Notice: The reproducibility variables underlying each score are classified using an automated LLM-based pipeline, validated against a manually labeled dataset. LLM-based classification introduces uncertainty and potential bias; scores should be interpreted as estimates. Full accuracy metrics and methodology are described in [1].

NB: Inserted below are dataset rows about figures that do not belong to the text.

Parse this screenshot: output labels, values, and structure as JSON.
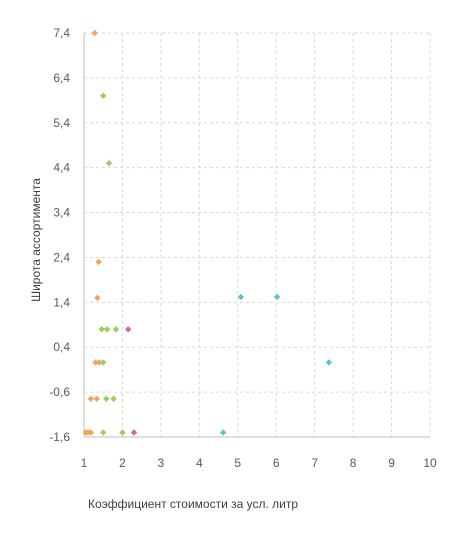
{
  "chart_data": {
    "type": "scatter",
    "title": "",
    "xlabel": "Коэффициент стоимости за усл. литр",
    "ylabel": "Широта ассортимента",
    "xlim": [
      1,
      10
    ],
    "ylim": [
      -1.6,
      7.4
    ],
    "x_ticks": [
      "1",
      "2",
      "3",
      "4",
      "5",
      "6",
      "7",
      "8",
      "9",
      "10"
    ],
    "y_ticks": [
      "7,4",
      "6,4",
      "5,4",
      "4,4",
      "3,4",
      "2,4",
      "1,4",
      "0,4",
      "-0,6",
      "-1,6"
    ],
    "x_tick_values": [
      1,
      2,
      3,
      4,
      5,
      6,
      7,
      8,
      9,
      10
    ],
    "y_tick_values": [
      7.4,
      6.4,
      5.4,
      4.4,
      3.4,
      2.4,
      1.4,
      0.4,
      -0.6,
      -1.6
    ],
    "grid": true,
    "marker": "diamond",
    "colors": {
      "orange": "#f4a259",
      "green": "#9ccf5b",
      "pink": "#d9678e",
      "teal": "#5cc4cf",
      "grid": "#d9d9d9",
      "axis": "#bfbfbf"
    },
    "series": [
      {
        "color": "#f4a259",
        "points": [
          {
            "x": 1.28,
            "y": 7.4
          },
          {
            "x": 1.38,
            "y": 2.3
          },
          {
            "x": 1.35,
            "y": 1.5
          },
          {
            "x": 1.3,
            "y": 0.06
          },
          {
            "x": 1.4,
            "y": 0.06
          },
          {
            "x": 1.18,
            "y": -0.75
          },
          {
            "x": 1.33,
            "y": -0.75
          },
          {
            "x": 1.05,
            "y": -1.5
          },
          {
            "x": 1.11,
            "y": -1.5
          },
          {
            "x": 1.18,
            "y": -1.5
          }
        ]
      },
      {
        "color": "#9ccf5b",
        "points": [
          {
            "x": 1.5,
            "y": 6.0
          },
          {
            "x": 1.65,
            "y": 4.5
          },
          {
            "x": 1.46,
            "y": 0.8
          },
          {
            "x": 1.6,
            "y": 0.8
          },
          {
            "x": 1.83,
            "y": 0.8
          },
          {
            "x": 1.5,
            "y": 0.06
          },
          {
            "x": 1.58,
            "y": -0.75
          },
          {
            "x": 1.77,
            "y": -0.75
          },
          {
            "x": 1.5,
            "y": -1.5
          },
          {
            "x": 2.0,
            "y": -1.5
          }
        ]
      },
      {
        "color": "#d9678e",
        "points": [
          {
            "x": 2.15,
            "y": 0.8
          },
          {
            "x": 2.3,
            "y": -1.5
          }
        ]
      },
      {
        "color": "#5cc4cf",
        "points": [
          {
            "x": 5.08,
            "y": 1.52
          },
          {
            "x": 6.02,
            "y": 1.52
          },
          {
            "x": 7.37,
            "y": 0.06
          },
          {
            "x": 4.62,
            "y": -1.5
          }
        ]
      }
    ]
  }
}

Jointly Learning Environments and Control Policies with Projected Stochastic Gradient Ascent

Authors: Adrien Bolland, Ioannis Boukas, Mathias Berger, Damien Ernst

JAIR 2022 | Venue PDF | LLM Run Details

Reproducibility Variable Result LLM Response
Research Type Experimental We assess the performance of our algorithm in three environments concerned with the design and control of a mass-spring-damper system, a small-scale off-grid power system and a drone, respectively. In addition, our algorithm is benchmarked against a state-of-the-art deep reinforcement learning algorithm used to tackle joint design and control problems. We show that DEPS performs at least as well or better in all three environments, consistently yielding solutions with higher returns in fewer iterations.
Researcher Affiliation Academia Adrien Bolland EMAIL Ioannis Boukas EMAIL Mathias Berger EMAIL Damien Ernst EMAIL Montefiore Institute University of Liège Liège, Belgium
Pseudocode Yes Algorithm 1 summarizes the steps performed in the DEPS algorithm. The execution of the projected stochastic gradient ascent algorithm for optimizing the objective in equation (5) is shown in more details in Algorithm 2 in Appendix B.
Open Source Code Yes The implementation of our algorithm and of the different benchmarks are provided in the following Git Hub repository: https://github.com/adrienBolland/Jointly-Learning-Environments-and-Control-Policies-with-Projected-Stochastic-Gradient-Ascent
Open Datasets No The paper defines three environments, 'mass-spring-damper system', 'small-scale off-grid power system' and 'drone', and details their parameters and dynamics in Appendices D, E, and F. For example, in Appendix E, Table 9 presents 'Electrical load consumption and PV production capacity factor data' which are parameters for their simulated microgrid environment. No external public datasets are explicitly mentioned with access information.
Dataset Splits No The expected return is computed from 64 Monte-Carlo samples (i.e., by sampling 64 i.i.d. trajectories). In addition, we note that the different algorithms we use for selecting policies are stochastic. Hence, we naturally report the average expected return of the pair of policies and environments computed by those algorithms, which is estimated by averaging the performance over ten runs (random seeds) of those algorithms.
Hardware Specification No The paper does not provide specific hardware details such as CPU/GPU models, memory, or specific computing platforms used for running the experiments.
Software Dependencies No Furthermore, the Adam algorithm (Kingma & Ba, 2014) is used for updating (ψ, θ). (Section 5.2.1) In our implementation, Py Torch handles this automatically. (Appendix E) Open AI Gym library (Brockman et al., 2016). (Introduction) None of these mentions specific version numbers.
Experiment Setup Yes The gradients are estimated on batches of M = 64 trajectories and the step size α of the Adam algorithm is chosen equal to 0.005 for both the environment and the policy gradients. We retain the default values for the other parameters of the Adam algorithm. Moreover, the inputs of the policy are z-normalized using mean vector (xref, 0, 0) and standard deviation vector (0.005, 0.02, 100), which is an approximation of the standard deviation vector of the states collected over high-performing trajectories. (Section 5.2.1) The parameters of the JODC algorithm are provided in Table 11, 12 and 13 for the MSD, the microgrid and the drone environments, respectively.